As a mother, I took this trip to demonstrate to my children that their little stay at home mommy with a tiny blog could in fact make a small difference in the world. I wanted to teach them that their lives would not crumble if I took some days off from my duties. I told them that the dot com is interested in knowing what they thought of new products tested by them because their opinions are valuable and influential. I told them that I had questions to ask. I needed to let them know that ordinary people can make extraordinary differences. I know that they are proud of me just as the children of many 50's house wives like "The Prize Winner of Defiance, Ohio" who entered jingles from major corporations bringing home prizes that paid off their hard work.
Only. Times have changed. The passionate hobbyist. The concerned consumer. The talented mother. Can no longer accept a 'free" trip to learn more about a company without a backlash from her own community of mothers in the age of the Internet. Where ethics can be rightfully researched and debated. Which in a perfect Utopian society sounds beautiful except for not-so-much in the modern day of social media where self proclaimed "ists" off all kinds used the words "join us on the bashing" "selling soul to the devil" "racists" "uneducated mothers being used" to describe a harmless focus group gathered to voice opinions at the US headquarters of the world's largest food corporation.

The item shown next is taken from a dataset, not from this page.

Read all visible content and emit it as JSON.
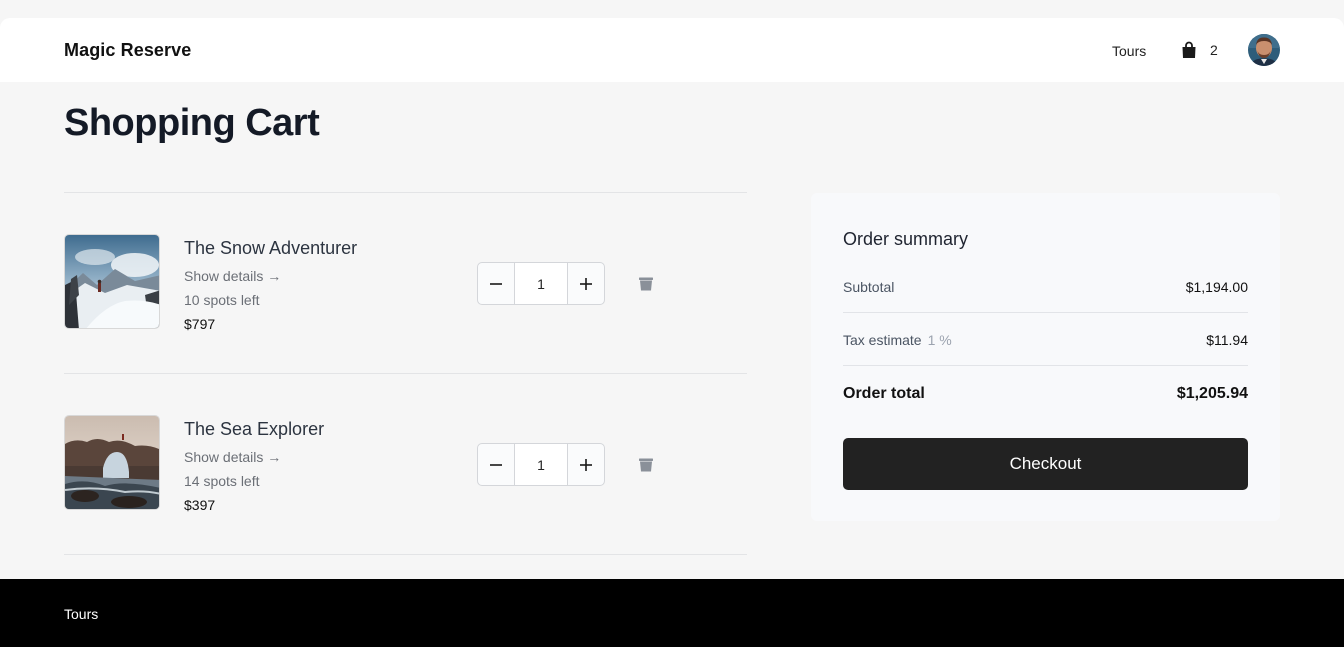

The woman in charge of Juicy Juice cringed when I tweeted that I prefer Mott's For Tots since it was diluted with water but listened to my suggestions. The mother of three, who is incredibly into nutrition, in Nestle baking carefully paused when I asked her if she served frozen Stouffer meals to her family only for her to reply that each year they remove more sodium and never add preservatives and it still beats a fast food option. The educated mother in charge of chocolates willingly allowed me to videotape her answer to the questions my twitter followers had about child slave labors laws in regard to chocolate. The CEO of the company sat three feet before me as we asked questions about advertising formula in third world countries.
I don't have to write this. However, I'm incredibly proud and know that my family is too.
Not many mothers can add "making the world's largest food corporation think during Q and A's" to their resume as a SAHM. In my heart of hearts, I know, that Nestle listened to all of our opinions. I saw before my own eyes a room full of people diligently taking notes. I heard very-important-people thank us for our eye opening input. I witnessed even-more-important-people acknowledge the fact that social media is important. I can not even begin to put in words to describe just how much Nestle cared about everything.
Today as a consumer, blogger and a mother I am very happy knowing that my opinions/suggestions were heard in person. Without a doubt I believe that Nestle listened. I am quite eager to go home in the morning and introduce my family to some awesome new products (I haved packed lots of goodies to share with you too). Tomorrow I will forget the mean spiritied words some of the fellow members of my "community" plastered over the Internet because I know I was part of a good thing.